Mainly posting here for traffic.
Had first DS a week ago, much wanted after losses including one in second trimester.
I started well but I’ve become increasingly anxious all week to the point where I’m struggling to eat, feel really tearful - my back is so tense.
I’m worrying about everything.
I keep checking his temp - his neck and back will feel warm but his chest a little cool and then I get upset because I’ve let him get cold and I’m doing it all wrong and I’m going to make him ill.
I’ve had trouble with breastfeeding although now he seems to be feeding better but I’m still
Not convinced I’m doing it properly and he’s latching on correctly as he often has a few sucks then just falls asleep. Midwives and health visitors just say is he latching on you should be able to feel it but I don’t know - I can feel him sucking but I don’t know if that’s it.
I’m obsessing over his nappies - he had some
Pink staining in them, cousin who is midwife and my own midwife plus heath visitor have said it’s fine it happens in newborns, particularly breast fed ones but I keep thinking I’m not giving him enough milk even though I’m still getting wet nappies (slightly yellow).
His poo is still greeny Although it’s no longer black and only changed to green in the last couple of days but I thought it should
Be yellow by now so again, I keep thinking I’m feeding him all wrong and maybe should just switch to formula although he hasn’t lost ten percent of his birth weight and they were happy with his checks.

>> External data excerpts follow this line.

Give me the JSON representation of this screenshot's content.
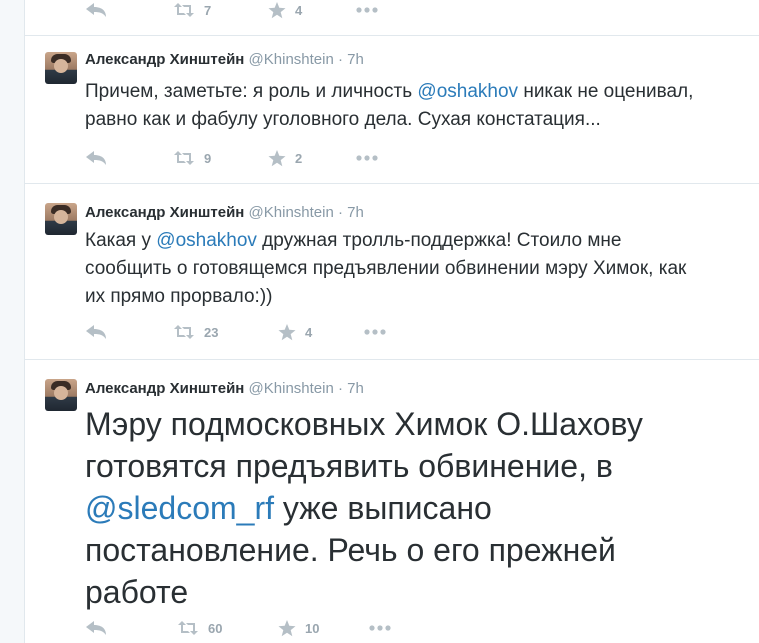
{
  "tweets": [
    {
      "name": "",
      "handle": "",
      "time": "",
      "text_parts": [],
      "retweets": "7",
      "favorites": "4"
    },
    {
      "name": "Александр Хинштейн",
      "handle": "@Khinshtein",
      "time": "7h",
      "line1_a": "Причем, заметьте: я роль и личность ",
      "line1_mention": "@oshakhov",
      "line1_b": " никак не оценивал,",
      "line2": "равно как и фабулу уголовного дела. Сухая констатация...",
      "retweets": "9",
      "favorites": "2"
    },
    {
      "name": "Александр Хинштейн",
      "handle": "@Khinshtein",
      "time": "7h",
      "line1_a": "Какая у ",
      "line1_mention": "@oshakhov",
      "line1_b": " дружная тролль-поддержка! Стоило мне",
      "line2": "сообщить о готовящемся предъявлении обвинении мэру Химок, как",
      "line3": "их прямо прорвало:))",
      "retweets": "23",
      "favorites": "4"
    },
    {
      "name": "Александр Хинштейн",
      "handle": "@Khinshtein",
      "time": "7h",
      "line1": "Мэру подмосковных Химок О.Шахову",
      "line2": "готовятся предъявить обвинение, в",
      "line3_mention": "@sledcom_rf",
      "line3_b": " уже выписано",
      "line4": "постановление. Речь о его прежней",
      "line5": "работе",
      "retweets": "60",
      "favorites": "10"
    }
  ],
  "separator": "·",
  "icons": [
    "reply-icon",
    "retweet-icon",
    "favorite-icon",
    "more-icon"
  ],
  "colors": {
    "link": "#2b7bb9",
    "muted": "#8899a6",
    "icon": "#b5bfc6"
  }
}
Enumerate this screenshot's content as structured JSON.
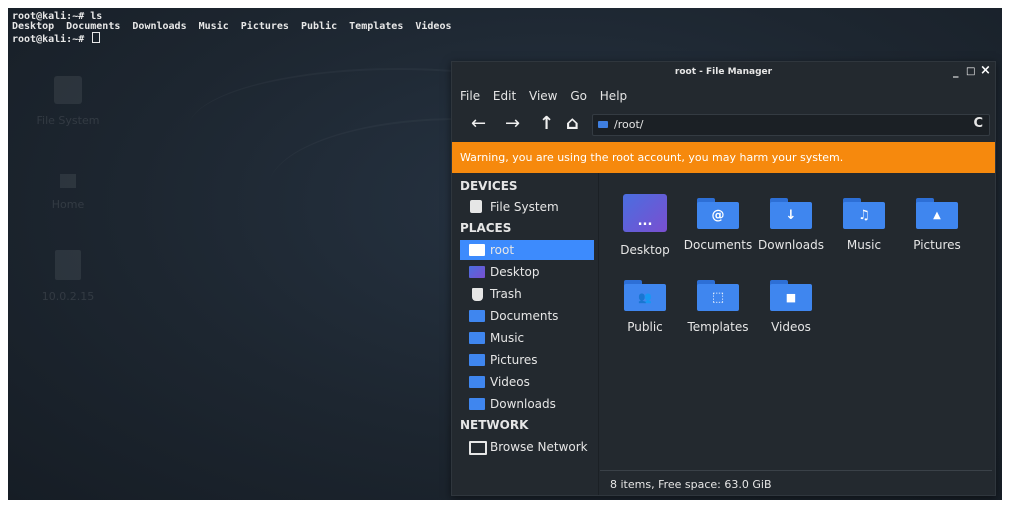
{
  "terminal": {
    "line1": "root@kali:~# ls",
    "line2": "Desktop  Documents  Downloads  Music  Pictures  Public  Templates  Videos",
    "line3": "root@kali:~# "
  },
  "desktop_icons": [
    {
      "label": "File System",
      "icon": "drive-icon"
    },
    {
      "label": "Home",
      "icon": "home-icon"
    },
    {
      "label": "10.0.2.15",
      "icon": "file-icon"
    }
  ],
  "window": {
    "title": "root - File Manager",
    "controls": {
      "minimize": "_",
      "maximize": "□",
      "close": "×"
    }
  },
  "menu": [
    "File",
    "Edit",
    "View",
    "Go",
    "Help"
  ],
  "toolbar": {
    "back": "←",
    "forward": "→",
    "up": "↑",
    "home": "⌂",
    "location": "/root/",
    "refresh": "C"
  },
  "warning": "Warning, you are using the root account, you may harm your system.",
  "sidebar": {
    "devices_header": "DEVICES",
    "places_header": "PLACES",
    "network_header": "NETWORK",
    "devices": [
      {
        "label": "File System",
        "icon": "drive-icon"
      }
    ],
    "places": [
      {
        "label": "root",
        "icon": "home-folder-icon",
        "selected": true
      },
      {
        "label": "Desktop",
        "icon": "desktop-icon"
      },
      {
        "label": "Trash",
        "icon": "trash-icon"
      },
      {
        "label": "Documents",
        "icon": "documents-folder-icon"
      },
      {
        "label": "Music",
        "icon": "music-folder-icon"
      },
      {
        "label": "Pictures",
        "icon": "pictures-folder-icon"
      },
      {
        "label": "Videos",
        "icon": "videos-folder-icon"
      },
      {
        "label": "Downloads",
        "icon": "downloads-folder-icon"
      }
    ],
    "network": [
      {
        "label": "Browse Network",
        "icon": "network-icon"
      }
    ]
  },
  "files": [
    {
      "label": "Desktop",
      "icon": "desktop-folder-icon",
      "glyph": "..."
    },
    {
      "label": "Documents",
      "icon": "documents-folder-icon",
      "glyph": "@"
    },
    {
      "label": "Downloads",
      "icon": "downloads-folder-icon",
      "glyph": "↓"
    },
    {
      "label": "Music",
      "icon": "music-folder-icon",
      "glyph": "♫"
    },
    {
      "label": "Pictures",
      "icon": "pictures-folder-icon",
      "glyph": "▲"
    },
    {
      "label": "Public",
      "icon": "public-folder-icon",
      "glyph": "👥"
    },
    {
      "label": "Templates",
      "icon": "templates-folder-icon",
      "glyph": "⬚"
    },
    {
      "label": "Videos",
      "icon": "videos-folder-icon",
      "glyph": "■"
    }
  ],
  "status": "8 items, Free space: 63.0 GiB",
  "colors": {
    "accent": "#3d8bfd",
    "warning": "#f6890d",
    "folder": "#3f86ef",
    "window_bg": "#23292f",
    "desktop_bg": "#1d2630"
  }
}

I just want to cry. Every bedtime I stress about the temp of the room and what to dress him
In and then can’t sleep because I have to keep checking he’s breathing.
During the day if he feels a little cool I just want to cry because I haven’t looked after him properly and I’m letting him get cold but I don’t want him to overheat.
I sound mad don’t I!
After our loss, I guess my anxieties have gone into overdrive as o can’t quite believe now he’s here it’s going to be ok.